Librarian Note: There is more than one author in the Goodreads database with this name.
The Rev. Francis Brown (December 26, 1849 – 1916), American Semitic scholar, was born in Hanover, New Hampshire.
He was the son of Samuel Gilman Brown (1813–1885), president of Hamilton College from 1867 to 1881, and the grandson of Francis Brown, whose removal from the presidency of Dartmouth College and later restoration were incidental to the famous Dartmouth College case.

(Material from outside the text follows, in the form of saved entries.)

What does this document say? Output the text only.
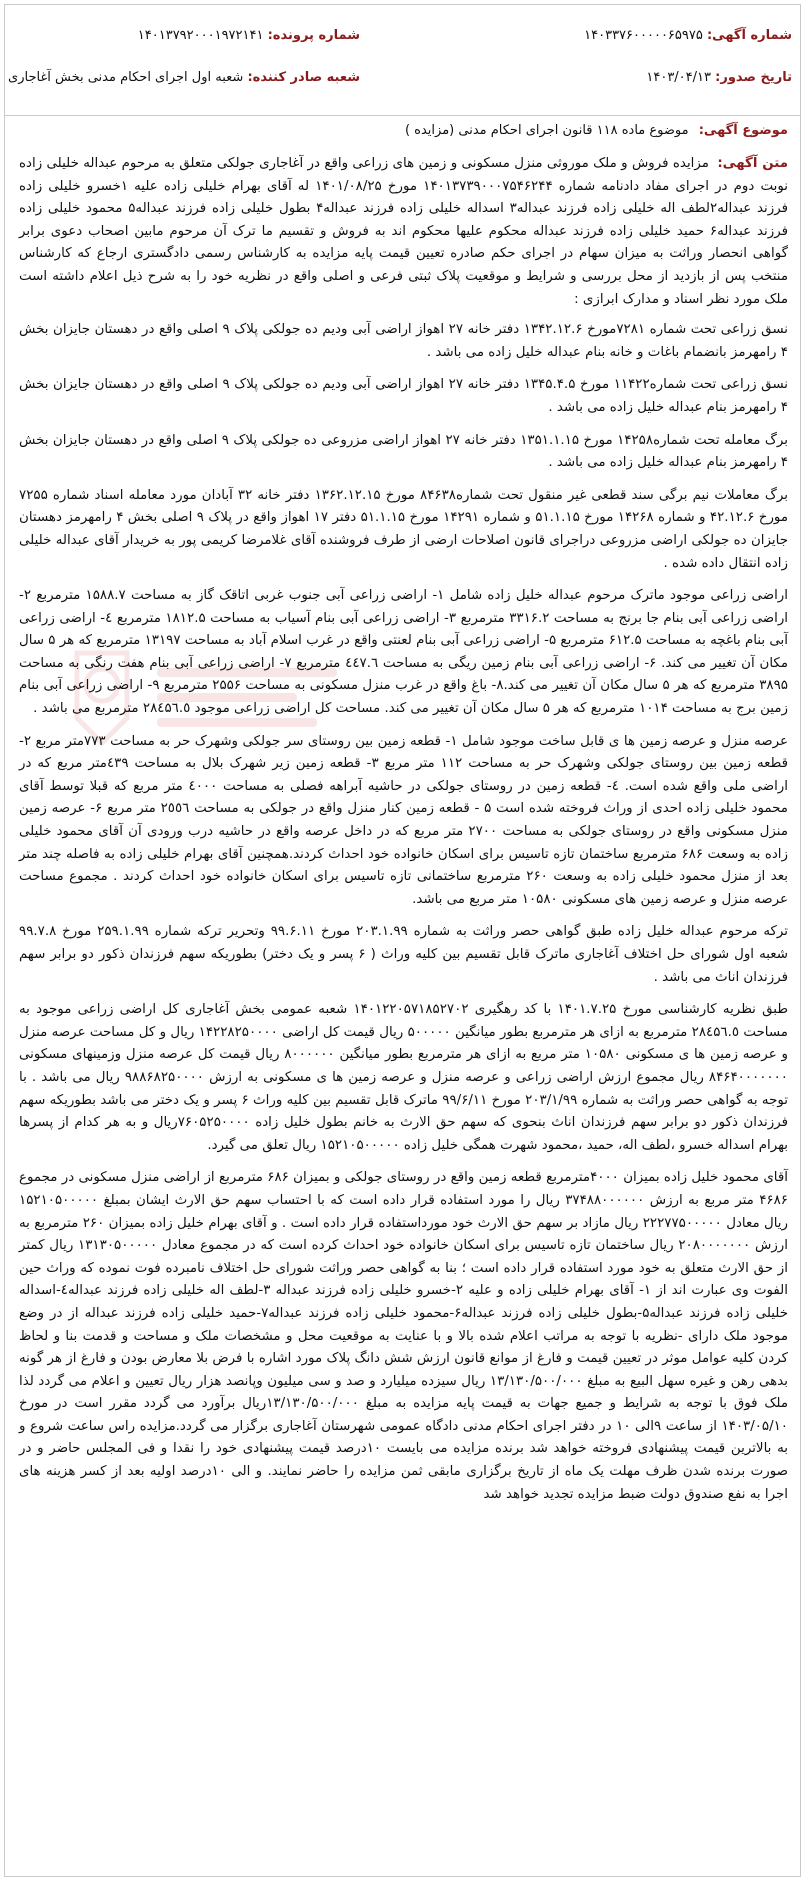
شماره آگهی: ۱۴۰۳۳۷۶۰۰۰۰۰۶۵۹۷۵
شماره پرونده: ۱۴۰۱۳۷۹۲۰۰۰۱۹۷۲۱۴۱
تاریخ صدور: ۱۴۰۳/۰۴/۱۳
شعبه صادر کننده: شعبه اول اجرای احکام مدنی بخش آغاجاری
موضوع آگهی: موضوع ماده ۱۱۸ قانون اجرای احکام مدنی (مزایده )

متن آگهی: مزایده فروش و ملک موروثی منزل مسکونی و زمین های زراعی واقع در آغاجاری جولکی متعلق به مرحوم عبداله خلیلی زاده نوبت دوم در اجرای مفاد دادنامه شماره ۱۴۰۱۳۷۳۹۰۰۰۷۵۴۶۲۴۴ مورخ ۱۴۰۱/۰۸/۲۵ له آقای بهرام خلیلی زاده علیه ۱خسرو خلیلی زاده فرزند عبداله۲لطف اله خلیلی زاده فرزند عبداله۳ اسداله خلیلی زاده فرزند عبداله۴ بطول خلیلی زاده فرزند عبداله۵ محمود خلیلی زاده فرزند عبداله۶ حمید خلیلی زاده فرزند عبداله محکوم علیها محکوم اند به فروش و تقسیم ما ترک آن مرحوم مابین اصحاب دعوی برابر گواهی انحصار وراثت به میزان سهام در اجرای حکم صادره تعیین قیمت پایه مزایده به کارشناس رسمی دادگستری ارجاع که کارشناس منتخب پس از بازدید از محل بررسی و شرایط و موقعیت پلاک ثبتی فرعی و اصلی واقع در نظریه خود را به شرح ذیل اعلام داشته است ملک مورد نظر اسناد و مدارک ابرازی :

نسق زراعی تحت شماره ۷۲۸۱مورخ ۱۳۴۲.۱۲.۶ دفتر خانه ۲۷ اهواز اراضی آبی ودیم ده جولکی پلاک ۹ اصلی واقع در دهستان جایزان بخش ۴ رامهرمز بانضمام باغات و خانه بنام عبداله خلیل زاده می باشد .

نسق زراعی تحت شماره۱۱۴۲۲ مورخ ۱۳۴۵.۴.۵ دفتر خانه ۲۷ اهواز اراضی آبی ودیم ده جولکی پلاک ۹ اصلی واقع در دهستان جایزان بخش ۴ رامهرمز بنام عبداله خلیل زاده می باشد .

برگ معامله تحت شماره۱۴۲۵۸ مورخ ۱۳۵۱.۱.۱۵ دفتر خانه ۲۷ اهواز اراضی مزروعی ده جولکی پلاک ۹ اصلی واقع در دهستان جایزان بخش ۴ رامهرمز بنام عبداله خلیل زاده می باشد .

برگ معاملات نیم برگی سند قطعی غیر منقول تحت شماره۸۴۶۳۸ مورخ ۱۳۶۲.۱۲.۱۵ دفتر خانه ۳۲ آبادان مورد معامله اسناد شماره ۷۲۵۵ مورخ ۴۲.۱۲.۶ و شماره ۱۴۲۶۸ مورخ ۵۱.۱.۱۵ و شماره ۱۴۲۹۱ مورخ ۵۱.۱.۱۵ دفتر ۱۷ اهواز واقع در پلاک ۹ اصلی بخش ۴ رامهرمز دهستان جایزان ده جولکی اراضی مزروعی دراجرای قانون اصلاحات ارضی از طرف فروشنده آقای غلامرضا کریمی پور به خریدار آقای عبداله خلیلی زاده انتقال داده شده .

اراضی زراعی موجود ماترک مرحوم عبداله خلیل زاده شامل ۱- اراضی زراعی آبی جنوب غربی اتاقک گاز به مساحت ۱۵۸۸.۷ مترمربع ۲- اراضی زراعی آبی بنام جا برنج به مساحت ۳۳۱۶.۲ مترمربع ۳- اراضی زراعی آبی بنام آسیاب به مساحت ۱۸۱۲.۵ مترمربع ٤- اراضی زراعی آبی بنام باغچه به مساحت ۶۱۲.۵ مترمربع ۵- اراضی زراعی آبی بنام لعنتی واقع در غرب اسلام آباد به مساحت ۱۳۱۹۷ مترمربع که هر ۵ سال مکان آن تغییر می کند. ۶- اراضی زراعی آبی بنام زمین ریگی به مساحت ٤٤٧.٦ مترمربع ۷- اراضی زراعی آبی بنام هفت رنگی به مساحت ۳۸۹۵ مترمربع که هر ۵ سال مکان آن تغییر می کند.۸- باغ واقع در غرب منزل مسکونی به مساحت ۲۵۵۶ مترمربع ۹- اراضی زراعی آبی بنام زمین برج به مساحت ۱۰۱۴ مترمربع که هر ۵ سال مکان آن تغییر می کند. مساحت کل اراضی زراعی موجود ۲۸٤۵٦.٥ مترمربع می باشد .

عرصه منزل و عرصه زمین ها ی قابل ساخت موجود شامل ۱- قطعه زمین بین روستای سر جولکی وشهرک حر به مساحت ۷۷۳متر مربع ۲- قطعه زمین بین روستای جولکی وشهرک حر به مساحت ۱۱۲ متر مربع ۳- قطعه زمین زیر شهرک بلال به مساحت ٤٣٩متر مربع که در اراضی ملی واقع شده است. ٤- قطعه زمین در روستای جولکی در حاشیه آبراهه فصلی به مساحت ٤٠٠٠ متر مربع که قبلا توسط آقای محمود خلیلی زاده احدی از وراث فروخته شده است ۵ - قطعه زمین کنار منزل واقع در جولکی به مساحت ٢٥٥٦ متر مربع ۶- عرصه زمین منزل مسکونی واقع در روستای جولکی به مساحت ٢٧٠٠ متر مربع که در داخل عرصه واقع در حاشیه درب ورودی آن آقای محمود خلیلی زاده به وسعت ۶۸۶ مترمربع ساختمان تازه تاسیس برای اسکان خانواده خود احداث کردند.همچنین آقای بهرام خلیلی زاده به فاصله چند متر بعد از منزل محمود خلیلی زاده به وسعت ۲۶۰ مترمربع ساختمانی تازه تاسیس برای اسکان خانواده خود احداث کردند . مجموع مساحت عرصه منزل و عرصه زمین های مسکونی ۱۰۵۸۰ متر مربع می باشد.

ترکه مرحوم عبداله خلیل زاده طبق گواهی حصر وراثت به شماره ۲۰۳.۱.۹۹ مورخ ۹۹.۶.۱۱ وتحریر ترکه شماره ۲۵۹.۱.۹۹ مورخ ۹۹.۷.۸ شعبه اول شورای حل اختلاف آغاجاری ماترک قابل تقسیم بین کلیه وراث ( ۶ پسر و یک دختر) بطوریکه سهم فرزندان ذکور دو برابر سهم فرزندان اناث می باشد .

طبق نظریه کارشناسی مورخ ۱۴۰۱.۷.۲۵ با کد رهگیری ۱۴۰۱۲۲۰۵۷۱۸۵۲۷۰۲ شعبه عمومی بخش آغاجاری کل اراضی زراعی موجود به مساحت ۲۸٤۵٦.٥ مترمربع به ازای هر مترمربع بطور میانگین ۵۰۰۰۰۰ ریال قیمت کل اراضی ۱۴۲۲۸۲۵۰۰۰۰ ریال و کل مساحت عرصه منزل و عرصه زمین ها ی مسکونی ۱۰۵۸۰ متر مربع به ازای هر مترمربع بطور میانگین ۸۰۰۰۰۰۰ ریال قیمت کل عرصه منزل وزمینهای مسکونی ۸۴۶۴۰۰۰۰۰۰۰ ریال مجموع ارزش اراضی زراعی و عرصه منزل و عرصه زمین ها ی مسکونی به ارزش ۹۸۸۶۸۲۵۰۰۰۰ ریال می باشد . با توجه به گواهی حصر وراثت به شماره ۲۰۳/۱/۹۹ مورخ ۹۹/۶/۱۱ ماترک قابل تقسیم بین کلیه وراث ۶ پسر و یک دختر می باشد بطوریکه سهم فرزندان ذکور دو برابر سهم فرزندان اناث بنحوی که سهم حق الارث به خانم بطول خلیل زاده ۷۶۰۵۲۵۰۰۰۰ریال و به هر کدام از پسرها بهرام اسداله خسرو ،لطف اله، حمید ،محمود شهرت همگی خلیل زاده ۱۵۲۱۰۵۰۰۰۰۰ ریال تعلق می گیرد.

آقای محمود خلیل زاده بمیزان ۴۰۰۰مترمربع قطعه زمین واقع در روستای جولکی و بمیزان ۶۸۶ مترمربع از اراضی منزل مسکونی در مجموع ۴۶۸۶ متر مربع به ارزش ۳۷۴۸۸۰۰۰۰۰۰ ریال را مورد استفاده قرار داده است که با احتساب سهم حق الارث ایشان بمبلغ ۱۵۲۱۰۵۰۰۰۰۰ ریال معادل ۲۲۲۷۷۵۰۰۰۰۰ ریال مازاد بر سهم حق الارث خود مورداستفاده قرار داده است . و آقای بهرام خلیل زاده بمیزان ۲۶۰ مترمربع به ارزش ۲۰۸۰۰۰۰۰۰۰ ریال ساختمان تازه تاسیس برای اسکان خانواده خود احداث کرده است که در مجموع معادل ۱۳۱۳۰۵۰۰۰۰۰ ریال کمتر از حق الارث متعلق به خود مورد استفاده قرار داده است ؛ بنا به گواهی حصر وراثت شورای حل اختلاف نامبرده فوت نموده که وراث حین الفوت وی عبارت اند از ۱- آقای بهرام خلیلی زاده و علیه ۲-خسرو خلیلی زاده فرزند عبداله ۳-لطف اله خلیلی زاده فرزند عبداله٤-اسداله خلیلی زاده فرزند عبداله۵-بطول خلیلی زاده فرزند عبداله۶-محمود خلیلی زاده فرزند عبداله۷-حمید خلیلی زاده فرزند عبداله از در وضع موجود ملک دارای -نظریه با توجه به مراتب اعلام شده بالا و با عنایت به موقعیت محل و مشخصات ملک و مساحت و قدمت بنا و لحاظ کردن کلیه عوامل موثر در تعیین قیمت و فارغ از موانع قانون ارزش شش دانگ پلاک مورد اشاره با فرض بلا معارض بودن و فارغ از هر گونه بدهی رهن و غیره سهل البیع به مبلغ ۱۳/۱۳۰/۵۰۰/۰۰۰ ریال سیزده میلیارد و صد و سی میلیون وپانصد هزار ریال تعیین و اعلام می گردد لذا ملک فوق با توجه به شرایط و جمیع جهات به قیمت پایه مزایده به مبلغ ۱۳/۱۳۰/۵۰۰/۰۰۰ریال برآورد می گردد مقرر است در مورخ ۱۴۰۳/۰۵/۱۰ از ساعت ۹الی ۱۰ در دفتر اجرای احکام مدنی دادگاه عمومی شهرستان آغاجاری برگزار می گردد.مزایده راس ساعت شروع و به بالاترین قیمت پیشنهادی فروخته خواهد شد برنده مزایده می بایست ۱۰درصد قیمت پیشنهادی خود را نقدا و فی المجلس حاضر و در صورت برنده شدن ظرف مهلت یک ماه از تاریخ برگزاری مابقی ثمن مزایده را حاضر نمایند. و الی ۱۰درصد اولیه بعد از کسر هزینه های اجرا به نفع صندوق دولت ضبط مزایده تجدید خواهد شد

The younger Francis graduated from Phillips Academy, Andover in 1866, from Dartmouth in 1870 and from the Union Theological Seminary in 1877, and then studied in Berlin. In 1879 he became instructor in biblical philology at the Union Theological Seminary, in 1881 an associate professor of the same subject, and in 1890 Davenport Professor of Hebrew and the cognate Languages.
Brown's published works won him an honorary doctorate of Divinity from the University of Glasgow (1901), and a D.Litt. from the University of Oxford, as well as honorary doctorates from Dartmouth and Yale. The works are, with the exception of The Christian Point of View (1902; with Profs. A. C. McGiffert and G. W. Knox), almost purely linguistic and lexical, and include Assyriology: its Use and Abuse in Old Testament Study (1885), and the important revision of Gesenius' Lexicon, undertaken with S. R. Driver and C. A. Briggs — Brown Driver Briggs, A Hebrew and English Lexicon of the Old Testament (1891–1905).